Biljana Savović (Биљана Савовић; born 27 June 1960) is a former politician in Serbia. She served in the National Assembly of Serbia from 2014 to 2016 as a member of the Serbian Progressive Party.

==Early life and private career==
Savović is a lawyer in private life. She lives in Sečanj in Vojvodina.

==Politician==
===Municipal politics===
Savović was elected to the Sečanj municipal assembly in the 2008 Serbian local elections on the local electoral list "For the development of the municipality of Sečanj." She was chosen as president (i.e., speaker) of the assembly after the election.

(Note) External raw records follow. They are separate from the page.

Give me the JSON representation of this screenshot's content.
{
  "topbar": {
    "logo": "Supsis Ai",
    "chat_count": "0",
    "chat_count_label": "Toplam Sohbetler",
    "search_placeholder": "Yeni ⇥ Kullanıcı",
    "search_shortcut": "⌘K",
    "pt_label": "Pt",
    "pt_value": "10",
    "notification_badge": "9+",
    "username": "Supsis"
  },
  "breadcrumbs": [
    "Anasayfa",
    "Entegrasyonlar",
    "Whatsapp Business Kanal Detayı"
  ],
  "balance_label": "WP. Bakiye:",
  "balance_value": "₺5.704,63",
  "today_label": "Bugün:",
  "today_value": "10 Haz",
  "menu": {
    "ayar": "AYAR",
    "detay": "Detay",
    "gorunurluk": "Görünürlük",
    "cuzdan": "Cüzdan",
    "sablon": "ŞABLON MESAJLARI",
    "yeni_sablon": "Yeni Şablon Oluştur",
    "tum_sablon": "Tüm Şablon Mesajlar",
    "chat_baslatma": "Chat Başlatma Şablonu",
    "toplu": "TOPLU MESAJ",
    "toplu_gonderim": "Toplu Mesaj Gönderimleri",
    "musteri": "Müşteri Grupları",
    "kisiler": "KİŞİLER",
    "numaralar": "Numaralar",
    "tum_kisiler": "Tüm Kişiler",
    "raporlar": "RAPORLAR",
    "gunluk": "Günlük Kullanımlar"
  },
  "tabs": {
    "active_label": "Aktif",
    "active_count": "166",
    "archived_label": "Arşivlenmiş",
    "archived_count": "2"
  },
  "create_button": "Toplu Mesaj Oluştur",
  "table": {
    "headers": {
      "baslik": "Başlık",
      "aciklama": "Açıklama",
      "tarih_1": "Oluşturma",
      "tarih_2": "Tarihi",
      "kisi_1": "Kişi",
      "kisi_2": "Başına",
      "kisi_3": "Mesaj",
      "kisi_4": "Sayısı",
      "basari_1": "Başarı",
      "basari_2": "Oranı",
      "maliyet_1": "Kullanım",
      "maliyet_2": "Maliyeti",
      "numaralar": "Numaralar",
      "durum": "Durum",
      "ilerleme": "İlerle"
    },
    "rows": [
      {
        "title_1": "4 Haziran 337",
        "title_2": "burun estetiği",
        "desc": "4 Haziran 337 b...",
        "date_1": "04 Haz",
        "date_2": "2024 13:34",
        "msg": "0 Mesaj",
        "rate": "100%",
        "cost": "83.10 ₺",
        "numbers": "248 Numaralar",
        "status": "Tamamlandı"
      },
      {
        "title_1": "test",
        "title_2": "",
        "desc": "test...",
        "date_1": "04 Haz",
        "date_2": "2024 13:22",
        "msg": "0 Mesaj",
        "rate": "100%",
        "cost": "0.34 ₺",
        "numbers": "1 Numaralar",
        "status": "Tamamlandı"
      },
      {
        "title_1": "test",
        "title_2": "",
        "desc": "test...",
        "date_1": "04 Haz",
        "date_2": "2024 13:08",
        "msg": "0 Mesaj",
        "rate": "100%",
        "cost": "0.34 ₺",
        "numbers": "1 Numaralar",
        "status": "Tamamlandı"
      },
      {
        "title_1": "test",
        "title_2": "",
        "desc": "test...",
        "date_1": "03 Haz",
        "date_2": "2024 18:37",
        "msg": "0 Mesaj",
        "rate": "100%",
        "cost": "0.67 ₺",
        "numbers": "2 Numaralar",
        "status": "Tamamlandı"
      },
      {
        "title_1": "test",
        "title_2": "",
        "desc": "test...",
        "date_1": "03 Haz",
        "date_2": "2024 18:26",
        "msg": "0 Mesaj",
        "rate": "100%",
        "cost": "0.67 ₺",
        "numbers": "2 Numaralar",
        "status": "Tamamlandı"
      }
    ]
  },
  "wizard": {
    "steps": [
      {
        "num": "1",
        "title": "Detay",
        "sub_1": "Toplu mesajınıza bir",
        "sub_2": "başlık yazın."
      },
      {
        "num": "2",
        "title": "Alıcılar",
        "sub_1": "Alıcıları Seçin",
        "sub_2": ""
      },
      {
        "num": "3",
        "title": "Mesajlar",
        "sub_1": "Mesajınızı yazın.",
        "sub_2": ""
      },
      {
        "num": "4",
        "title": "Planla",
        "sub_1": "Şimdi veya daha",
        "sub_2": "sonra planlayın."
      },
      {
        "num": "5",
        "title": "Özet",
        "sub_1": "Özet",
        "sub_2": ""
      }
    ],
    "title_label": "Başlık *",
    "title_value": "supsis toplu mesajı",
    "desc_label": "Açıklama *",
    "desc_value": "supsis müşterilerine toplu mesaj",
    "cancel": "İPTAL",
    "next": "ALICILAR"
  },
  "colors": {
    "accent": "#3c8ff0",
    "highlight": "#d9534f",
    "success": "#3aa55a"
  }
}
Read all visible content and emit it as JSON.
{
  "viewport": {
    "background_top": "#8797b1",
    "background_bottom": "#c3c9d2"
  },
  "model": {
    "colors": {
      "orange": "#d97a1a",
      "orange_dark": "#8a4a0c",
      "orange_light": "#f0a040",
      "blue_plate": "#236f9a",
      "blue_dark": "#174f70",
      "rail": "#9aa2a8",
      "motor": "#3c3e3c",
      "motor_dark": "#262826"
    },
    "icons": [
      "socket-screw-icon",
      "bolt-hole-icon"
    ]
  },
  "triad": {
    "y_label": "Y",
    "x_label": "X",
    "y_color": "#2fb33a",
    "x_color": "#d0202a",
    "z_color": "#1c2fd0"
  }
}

She later joined the Democratic Party and served on its board for the Central Banat District.

She was re-elected in the 2012 local elections and was re-appointed as speaker for the next sitting of the assembly. She also appeared in the 234th position on the Democratic Party's Choice for a Better Life list in the 2012 Serbian parliamentary election. The list won sixty-seven mandates, and she was not returned.

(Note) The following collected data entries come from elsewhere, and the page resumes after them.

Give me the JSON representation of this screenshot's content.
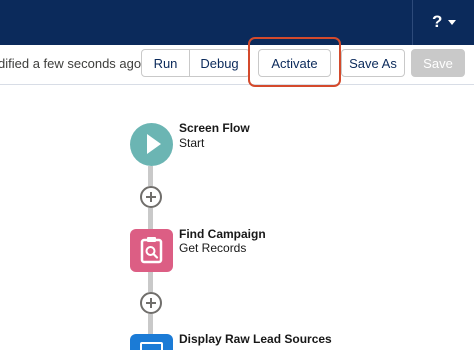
{
  "header": {
    "help_glyph": "?",
    "background": "#0b2a5b"
  },
  "toolbar": {
    "status_text": "dified a few seconds ago",
    "run_label": "Run",
    "debug_label": "Debug",
    "activate_label": "Activate",
    "save_as_label": "Save As",
    "save_label": "Save",
    "highlight_color": "#d44a2c"
  },
  "flow": {
    "nodes": [
      {
        "title": "Screen Flow",
        "subtitle": "Start",
        "icon": "play-icon",
        "color": "#6bb5b3"
      },
      {
        "title": "Find Campaign",
        "subtitle": "Get Records",
        "icon": "clipboard-search-icon",
        "color": "#dc5e84"
      },
      {
        "title": "Display Raw Lead Sources",
        "subtitle": "",
        "icon": "screen-icon",
        "color": "#1b7bd6"
      }
    ],
    "add_element_icon": "add-circle-icon"
  }
}
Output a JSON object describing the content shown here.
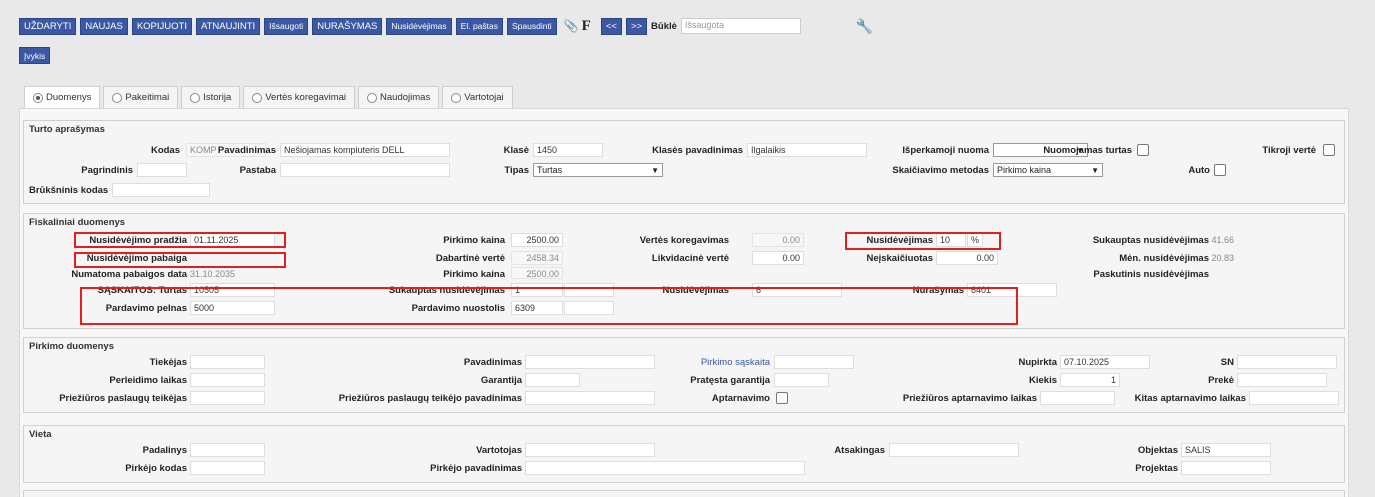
{
  "toolbar": {
    "buttons": [
      "UŽDARYTI",
      "NAUJAS",
      "KOPIJUOTI",
      "ATNAUJINTI",
      "Išsaugoti",
      "NURAŠYMAS",
      "Nusidėvėjimas",
      "El. paštas",
      "Spausdinti"
    ],
    "f_label": "F",
    "prev": "<<",
    "next": ">>",
    "status_label": "Būklė",
    "status_value": "Išsaugota",
    "events": "Įvykis"
  },
  "tabs": [
    "Duomenys",
    "Pakeitimai",
    "Istorija",
    "Vertės koregavimai",
    "Naudojimas",
    "Vartotojai"
  ],
  "turto": {
    "title": "Turto aprašymas",
    "kodas_label": "Kodas",
    "kodas": "KOMP",
    "pavadinimas_label": "Pavadinimas",
    "pavadinimas": "Nešiojamas kompiuteris DELL",
    "klase_label": "Klasė",
    "klase": "1450",
    "klases_pav_label": "Klasės pavadinimas",
    "klases_pav": "Ilgalaikis",
    "isperkamoji_label": "Išperkamoji nuoma",
    "nuomojamas_label": "Nuomojamas turtas",
    "tikroji_label": "Tikroji vertė",
    "pagrindinis_label": "Pagrindinis",
    "pastaba_label": "Pastaba",
    "tipas_label": "Tipas",
    "tipas": "Turtas",
    "skaiciavimo_label": "Skaičiavimo metodas",
    "skaiciavimo": "Pirkimo kaina",
    "auto_label": "Auto",
    "bruksninis_label": "Brūkšninis kodas"
  },
  "fiskaliniai": {
    "title": "Fiskaliniai duomenys",
    "pradzia_label": "Nusidėvėjimo pradžia",
    "pradzia": "01.11.2025",
    "pirkimo_kaina_label": "Pirkimo kaina",
    "pirkimo_kaina": "2500.00",
    "vertes_kor_label": "Vertės koregavimas",
    "vertes_kor": "0.00",
    "nusidevejimas_label": "Nusidėvėjimas",
    "nusidevejimas": "10",
    "pct": "%",
    "sukauptas_label": "Sukauptas nusidėvėjimas",
    "sukauptas": "41.66",
    "pabaiga_label": "Nusidėvėjimo pabaiga",
    "dabartine_label": "Dabartinė vertė",
    "dabartine": "2458.34",
    "likvidacine_label": "Likvidacinė vertė",
    "likvidacine": "0.00",
    "neiskaiciuotas_label": "Neįskaičiuotas",
    "neiskaiciuotas": "0.00",
    "men_label": "Mėn. nusidėvėjimas",
    "men": "20.83",
    "numatoma_label": "Numatoma pabaigos data",
    "numatoma": "31.10.2035",
    "pirkimo_kaina2_label": "Pirkimo kaina",
    "pirkimo_kaina2": "2500.00",
    "paskutinis_label": "Paskutinis nusidėvėjimas",
    "saskaitos_label": "SĄSKAITOS: Turtas",
    "turtas": "10505",
    "sukauptas_nus_label": "Sukauptas nusidėvėjimas",
    "sukauptas_nus": "1",
    "nus_acc_label": "Nusidėvėjimas",
    "nus_acc": "6",
    "nurasymas_label": "Nurašymas",
    "nurasymas": "6401",
    "pelnas_label": "Pardavimo pelnas",
    "pelnas": "5000",
    "nuostolis_label": "Pardavimo nuostolis",
    "nuostolis": "6309"
  },
  "pirkimo": {
    "title": "Pirkimo duomenys",
    "tiekejas_label": "Tiekėjas",
    "pavadinimas_label": "Pavadinimas",
    "saskaita_link": "Pirkimo sąskaita",
    "nupirkta_label": "Nupirkta",
    "nupirkta": "07.10.2025",
    "sn_label": "SN",
    "perleidimo_label": "Perleidimo laikas",
    "garantija_label": "Garantija",
    "pratesta_label": "Pratęsta garantija",
    "kiekis_label": "Kiekis",
    "kiekis": "1",
    "preke_label": "Prekė",
    "prieziuros_teikejas_label": "Priežiūros paslaugų teikėjas",
    "prieziuros_pav_label": "Priežiūros paslaugų teikėjo pavadinimas",
    "aptarnavimo_label": "Aptarnavimo",
    "prieziuros_laikas_label": "Priežiūros aptarnavimo laikas",
    "kitas_laikas_label": "Kitas aptarnavimo laikas"
  },
  "vieta": {
    "title": "Vieta",
    "padalinys_label": "Padalinys",
    "vartotojas_label": "Vartotojas",
    "atsakingas_label": "Atsakingas",
    "objektas_label": "Objektas",
    "objektas": "SALIS",
    "pirkejo_kodas_label": "Pirkėjo kodas",
    "pirkejo_pav_label": "Pirkėjo pavadinimas",
    "projektas_label": "Projektas"
  }
}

In 2014, Savović and several other local Democratic Party members joined the Progressive Party. Following the 2016 local elections, she was appointed as assistant to the mayor. In 2019, she was also appointed as coordinator of Sečanj's newly created office for poverty reduction.

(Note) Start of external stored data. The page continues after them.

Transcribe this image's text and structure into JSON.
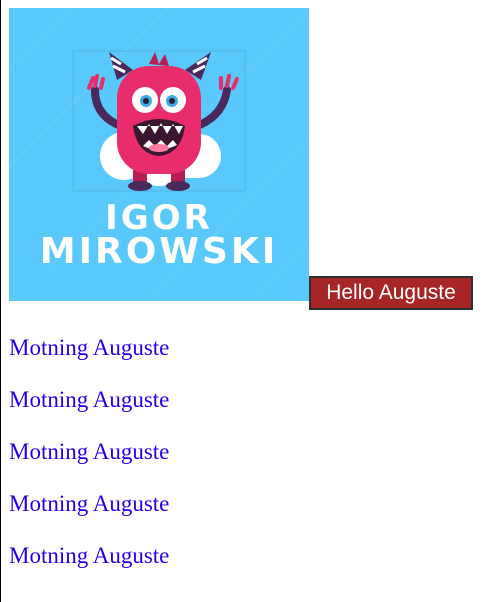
{
  "logo": {
    "first_name": "IGOR",
    "last_name": "MIROWSKI",
    "image": "monster-mascot"
  },
  "hello_button": {
    "label": "Hello Auguste"
  },
  "greetings": [
    {
      "label": "Motning Auguste"
    },
    {
      "label": "Motning Auguste"
    },
    {
      "label": "Motning Auguste"
    },
    {
      "label": "Motning Auguste"
    },
    {
      "label": "Motning Auguste"
    }
  ],
  "colors": {
    "logo_background": "#59c9fb",
    "monster_body": "#e92c6b",
    "button_background": "#a82525",
    "link": "#2200ee"
  }
}
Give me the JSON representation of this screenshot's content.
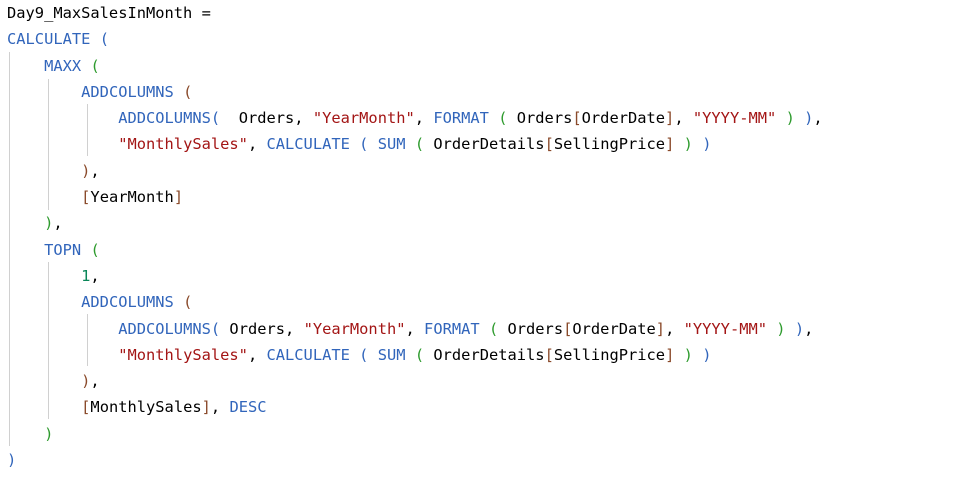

She received the fourteenth position on the Progressive Party's electoral list in the 2020 local elections. The list won thirteen mandates, and she was not returned. She had the opportunity to return the local assembly following the resignation of other members, but she was instead re-appointed as assistant to the mayor.

===Parliamentarian===
Savović received the 132nd position on the Progressive Party's Aleksandar Vučić — Future We Believe In list in the 2014 Serbian parliamentary election and was elected when the list won a landslide victory with 158 mandates. For the next two years, he served in the assembly as a supporter of Vučić's administration. She received the 183rd position on the successor Aleksandar Vučić – Serbia Is Winning list in the 2016 election and was not returned when the list won 131 mandates.